Keraton yang senantiasa mendendangkan lagu etika keselarasan serta struktur hierarki sosial telah menuntun budaya Jawa memasuki koridor yang kaku dan paten. Sejarah tentang Jawapun sebagaimana digambarkan oleh kontruksi dominan aristokrat keraton yang tertera Pararaton dan Negarakertagama, yakni Jawa yang selalu dalam bingkai heroisme, keagungan dan kejayaan sebuah keraton (baca; negara). Naskah sastra Jawa klasik jarang membongkar hal hal yang teramat tabu dalam wacana keraton yang kental dengan unggah ungguh, semisal ; penggambaran tentang seks, terutama perilaku seks yang tak jamak (“menyimpang”) atau perjuangan kaum kromo[1] (baca:jelata) tampil dalam pusat kekuasaan.

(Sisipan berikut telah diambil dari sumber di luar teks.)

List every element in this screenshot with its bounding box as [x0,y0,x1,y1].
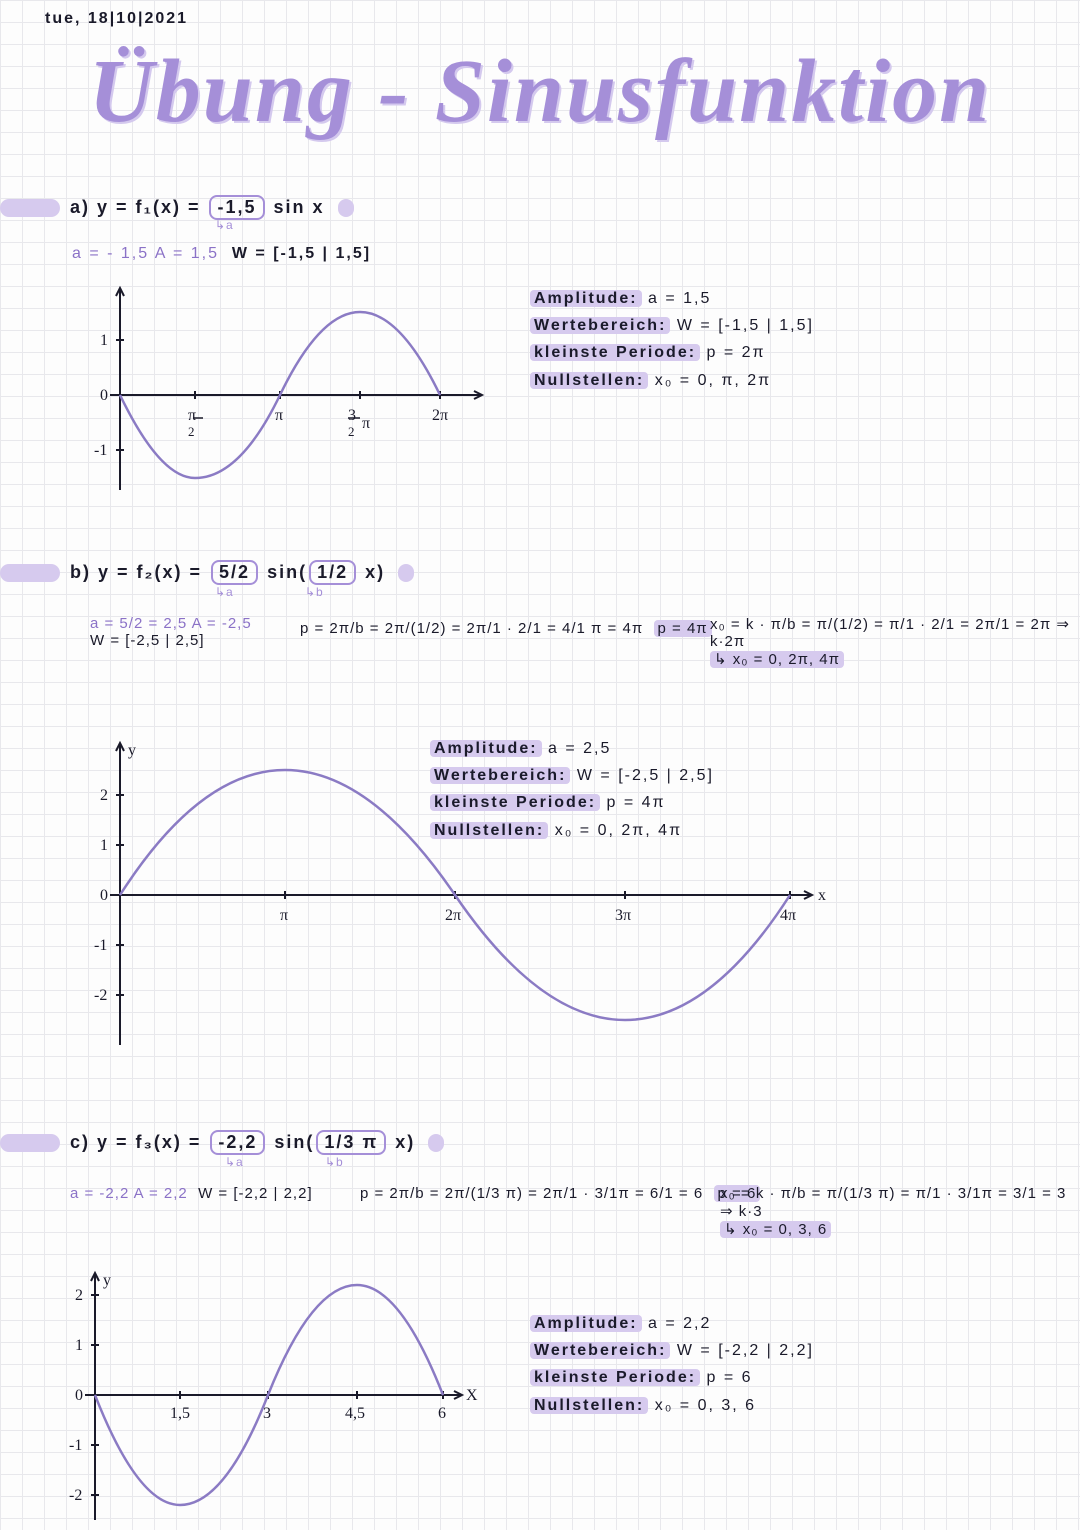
b-x0-calc: x₀ = k · π/b = π/(1/2) = π/1 · 2/1 = 2π/… [710,615,1080,668]
svg-text:1,5: 1,5 [170,1405,190,1422]
svg-text:1: 1 [100,837,108,854]
info-a: Amplitude: a = 1,5 Wertebereich: W = [-1… [530,285,814,394]
title-text: Übung - Sinusfunktion [89,42,991,141]
svg-text:4,5: 4,5 [345,1405,365,1422]
svg-text:-2: -2 [94,987,107,1004]
svg-text:2: 2 [100,787,108,804]
svg-text:2: 2 [188,424,195,439]
svg-text:6: 6 [438,1405,446,1422]
svg-text:0: 0 [100,887,108,904]
svg-text:X: X [466,1387,478,1404]
section-c-header: c) y = f₃(x) = -2,2 sin(1/3 π x) [0,1130,444,1155]
highlight-bar [0,564,60,582]
highlight-bar [0,1134,60,1152]
svg-text:π: π [275,407,283,424]
svg-text:4π: 4π [780,907,796,924]
section-c-params: a = -2,2 A = 2,2 W = [-2,2 | 2,2] [70,1185,313,1202]
boxed-a: -1,5 [209,195,264,220]
arrow-a-label: ↳a [215,218,234,232]
info-b: Amplitude: a = 2,5 Wertebereich: W = [-2… [430,735,714,844]
b-x0-result: ↳ x₀ = 0, 2π, 4π [710,650,1080,668]
c-x0-result: ↳ x₀ = 0, 3, 6 [720,1221,831,1238]
arrow-c-a: ↳a [225,1155,244,1169]
section-b-header: b) y = f₂(x) = 5/2 sin(1/2 x) [0,560,414,585]
section-a-params: a = - 1,5 A = 1,5 W = [-1,5 | 1,5] [72,245,371,263]
svg-text:π: π [188,407,196,424]
svg-text:-2: -2 [69,1487,82,1504]
b-p-calc: p = 2π/b = 2π/(1/2) = 2π/1 · 2/1 = 4/1 π… [300,620,712,637]
chart-a: 1 0 -1 π2 π 32 π 2π [80,280,500,515]
svg-text:y: y [103,1272,111,1289]
svg-text:2π: 2π [445,907,461,924]
svg-text:1: 1 [100,332,108,349]
svg-text:-1: -1 [94,937,107,954]
page-date: tue, 18|10|2021 [45,10,188,28]
svg-text:3: 3 [348,407,356,424]
svg-text:x: x [818,887,826,904]
section-b-heading: b) y = f₂(x) = 5/2 sin(1/2 x) [70,560,414,585]
highlight-bar-end [338,199,354,217]
svg-text:π: π [362,415,370,432]
svg-text:y: y [128,742,136,759]
highlight-bar-end [428,1134,444,1152]
chart-c: y X 2 1 0 -1 -2 1,5 3 4,5 6 [50,1270,480,1530]
svg-text:3π: 3π [615,907,631,924]
svg-text:π: π [280,907,288,924]
page-title: Übung - Sinusfunktion [0,40,1080,170]
highlight-bar-end [398,564,414,582]
svg-text:2π: 2π [432,407,448,424]
arrow-b-a: ↳a [215,585,234,599]
section-a-header: a) y = f₁(x) = -1,5 sin x [0,195,354,220]
highlight-bar [0,199,60,217]
c-p-calc: p = 2π/b = 2π/(1/3 π) = 2π/1 · 3/1π = 6/… [360,1185,760,1202]
svg-text:2: 2 [75,1287,83,1304]
section-a-heading: a) y = f₁(x) = -1,5 sin x [70,195,354,220]
svg-text:2: 2 [348,424,355,439]
arrow-c-b: ↳b [325,1155,344,1169]
section-c-heading: c) y = f₃(x) = -2,2 sin(1/3 π x) [70,1130,444,1155]
svg-text:0: 0 [75,1387,83,1404]
svg-text:-1: -1 [69,1437,82,1454]
arrow-b-b: ↳b [305,585,324,599]
svg-text:-1: -1 [94,442,107,459]
section-b-params: a = 5/2 = 2,5 A = -2,5 W = [-2,5 | 2,5] [90,615,252,649]
svg-text:1: 1 [75,1337,83,1354]
info-c: Amplitude: a = 2,2 Wertebereich: W = [-2… [530,1310,814,1419]
svg-text:0: 0 [100,387,108,404]
c-x0-calc: x₀ = k · π/b = π/(1/3 π) = π/1 · 3/1π = … [720,1185,1080,1238]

Kalaupun muncul tokoh seperti Ken Arok, maka legitimasi dan narasi cerita yang muncul atas berkuasanya Ken Arok di Singasari {Malang} dikarenakan ia adalah keturunan dari dewa. Karena ia keturunan dewa, maka secara otomatis tidak saja memiliki keabsahan untuk memimpin di tanah Jawa, tetapi juga dianggap sebagai misi suci yang harus dilaksanakan. Seolah ada ketidakpatutan dalam mitologi Jawa jika dalam sejarah kekuasaan raja raja di Jawa, ada yang berasal dari kaum kromo. Sebab kekuasaan dalam pandangan Jawa mainstream haruslah dikendalikan oleh kaum ningrat atau aristokrat, seolah secara stereoptype ningrat lebih memiliki keunggulan atau moralitas yang lebih baik daripada kaum kromo. Demikian pula yang menyangkut tentang seks, naskah naskah Jawa klasik sulit kita temukan secara panjang lebar menggambarkan tentang hal itu, semacam kitab Kamasutranya India.
Barulah ketika Sri Susuhanan V berkuasa, ia mengkreasi sebuah manuskrip Jawa yang berani dan vulgar membongkar pola hubungan seks, bahkan wacana seks yang “menyimpang” dalam konstruk Jawa. Serat Centini adalah maha karya Jawa yang olehnya ingin ditampilkan dalam wacana dekonstrukif atas ketabuan dari nilai nilai Jawa yang memegang etika keselerasan. Entah apa yang ada dibenak Sri Susuhanan V waktu itu, sebab ia telah berani untuk keluar dari kebiasaan kaum ningkrat yang teramat tabu untuk memublikasi wacana seks. Ia tidak saja telah keluar dari regulasi seks yang sangat Victorian, tetapi juga memotret realitas perilaku seks yang telah berkembang pada masyarakat Jawa dimasa ia berkuasa atau bahkan sebelumnya.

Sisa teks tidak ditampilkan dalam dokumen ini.